If $R$ is a commutative ring and $M$ an $R$-module, a regular sequence on $M$ is a sequence $x_1,\dots,x_n\in R$ such that $(x_1,\dots,x_n)M \not=M$ and for each $i$, the element $x_{i+1}$ is not a zero divisor on the module $M/(x_1,\dots,x_{i})$. The term regular sequence in $R$ just refers to a regular sequence on $R$ as an $R$-module over itself. The length of any regular sequence is the number of elements in the sequence.

The projective dimension of an $R$-module $M$ is the infimum over all lengths of projective resolutions of $M$, and hence is either a nonnegative integer or infinity. We write ${\rm pd}_R(M)$ for the projective dimension of an $R$-module $M$. (Clearly, this definition also makes sense for noncommutative rings.)

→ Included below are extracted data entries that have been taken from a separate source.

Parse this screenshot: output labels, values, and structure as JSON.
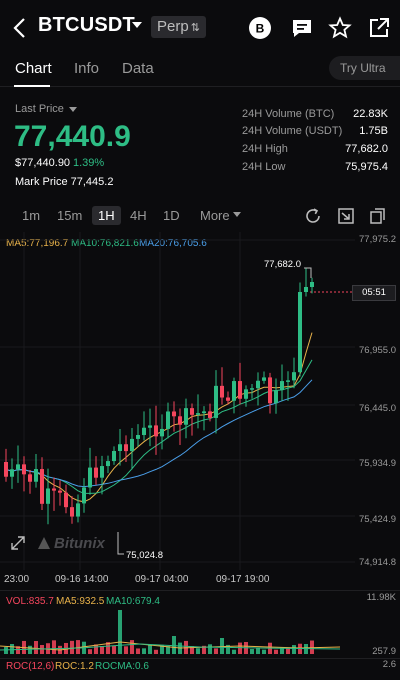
{
  "header": {
    "symbol": "BTCUSDT",
    "perp_label": "Perp",
    "icons": [
      "back-arrow-icon",
      "bitunix-coin-icon",
      "chat-icon",
      "star-icon",
      "share-icon"
    ]
  },
  "tabs": [
    {
      "label": "Chart",
      "active": true
    },
    {
      "label": "Info",
      "active": false
    },
    {
      "label": "Data",
      "active": false
    }
  ],
  "try_ultra": "Try Ultra",
  "ticker": {
    "last_price_label": "Last Price",
    "last_price": "77,440.9",
    "usd_value": "$77,440.90",
    "change_pct": "1.39%",
    "mark_price": "Mark Price  77,445.2",
    "up_color": "#2ebd85",
    "down_color": "#f6465d"
  },
  "stats": [
    {
      "label": "24H Volume (BTC)",
      "value": "22.83K"
    },
    {
      "label": "24H Volume (USDT)",
      "value": "1.75B"
    },
    {
      "label": "24H High",
      "value": "77,682.0"
    },
    {
      "label": "24H Low",
      "value": "75,975.4"
    }
  ],
  "intervals": [
    {
      "label": "1m",
      "active": false
    },
    {
      "label": "15m",
      "active": false
    },
    {
      "label": "1H",
      "active": true
    },
    {
      "label": "4H",
      "active": false
    },
    {
      "label": "1D",
      "active": false
    },
    {
      "label": "More",
      "active": false
    }
  ],
  "toolbar_icons": [
    "refresh-icon",
    "indicator-icon",
    "copy-icon"
  ],
  "ma_legend": [
    {
      "text": "MA5:77,196.7",
      "color": "#e8b24a"
    },
    {
      "text": "MA10:76,821.6",
      "color": "#2ebd85"
    },
    {
      "text": "MA20:76,705.6",
      "color": "#4a9ee8"
    }
  ],
  "y_axis": [
    "77,975.2",
    "76,955.0",
    "76,445.0",
    "75,934.9",
    "75,424.9",
    "74,914.8"
  ],
  "x_axis": [
    "23:00",
    "09-16 14:00",
    "09-17 04:00",
    "09-17 19:00"
  ],
  "annotations": {
    "high": "77,682.0",
    "low": "75,024.8",
    "countdown": "05:51"
  },
  "watermark": "Bitunix",
  "volume": {
    "vol": "VOL:835.7",
    "ma5": "MA5:932.5",
    "ma10": "MA10:679.4",
    "axis_top": "11.98K",
    "axis_bottom": "257.9"
  },
  "roc": {
    "roc_label": "ROC(12,6)",
    "roc": "ROC:1.2",
    "rocma": "ROCMA:0.6",
    "axis_top": "2.6"
  }
}
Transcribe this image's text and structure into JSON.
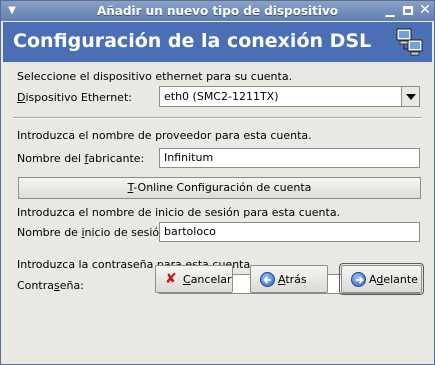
{
  "window": {
    "title": "Añadir un nuevo tipo de dispositivo",
    "menu_icon": "window-menu-icon",
    "minimize_icon": "minimize-icon",
    "maximize_icon": "maximize-icon",
    "close_icon": "close-icon"
  },
  "banner": {
    "heading": "Configuración de la conexión DSL",
    "icon": "network-computers-icon",
    "color": "#4a6fb5"
  },
  "ethernet": {
    "instruction": "Seleccione el dispositivo ethernet para su cuenta.",
    "label_mnemonic": "D",
    "label_rest": "ispositivo Ethernet:",
    "selected_value": "eth0 (SMC2-1211TX)"
  },
  "provider": {
    "instruction": "Introduzca el nombre de proveedor para esta cuenta.",
    "label_pre": "Nombre del ",
    "label_mnemonic": "f",
    "label_post": "abricante:",
    "value": "Infinitum",
    "tonline_mnemonic": "T",
    "tonline_rest": "-Online Configuración de cuenta"
  },
  "login": {
    "instruction": "Introduzca el nombre de inicio de sesión para esta cuenta.",
    "label_pre": "Nombre de ",
    "label_mnemonic": "i",
    "label_post": "nicio de sesión:",
    "value": "bartoloco"
  },
  "password": {
    "instruction": "Introduzca la contraseña para esta cuenta.",
    "label_pre": "Contra",
    "label_mnemonic": "s",
    "label_post": "eña:",
    "value": "*********"
  },
  "buttons": {
    "cancel_mnemonic": "C",
    "cancel_rest": "ancelar",
    "back_mnemonic": "A",
    "back_rest": "trás",
    "next_pre": "A",
    "next_mnemonic": "d",
    "next_rest": "elante"
  }
}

In particular, any ideal of $R$ is an $R$-module by definition, so we can look at the projective dimension of ideals. For instance, if $x\in R$ is a nonzerodivisor (=an element that is not a zero divisor), then the ideal $Rx$ is a left $R$-module that is free because $x$ is not a zero divisor. The following is a generalisation of this remark:

**Problem.**If $I$ is an ideal in a commutative ring generated by a regular sequence of length $n > 0$ then ${\rm pd}_R(I) = n-1$.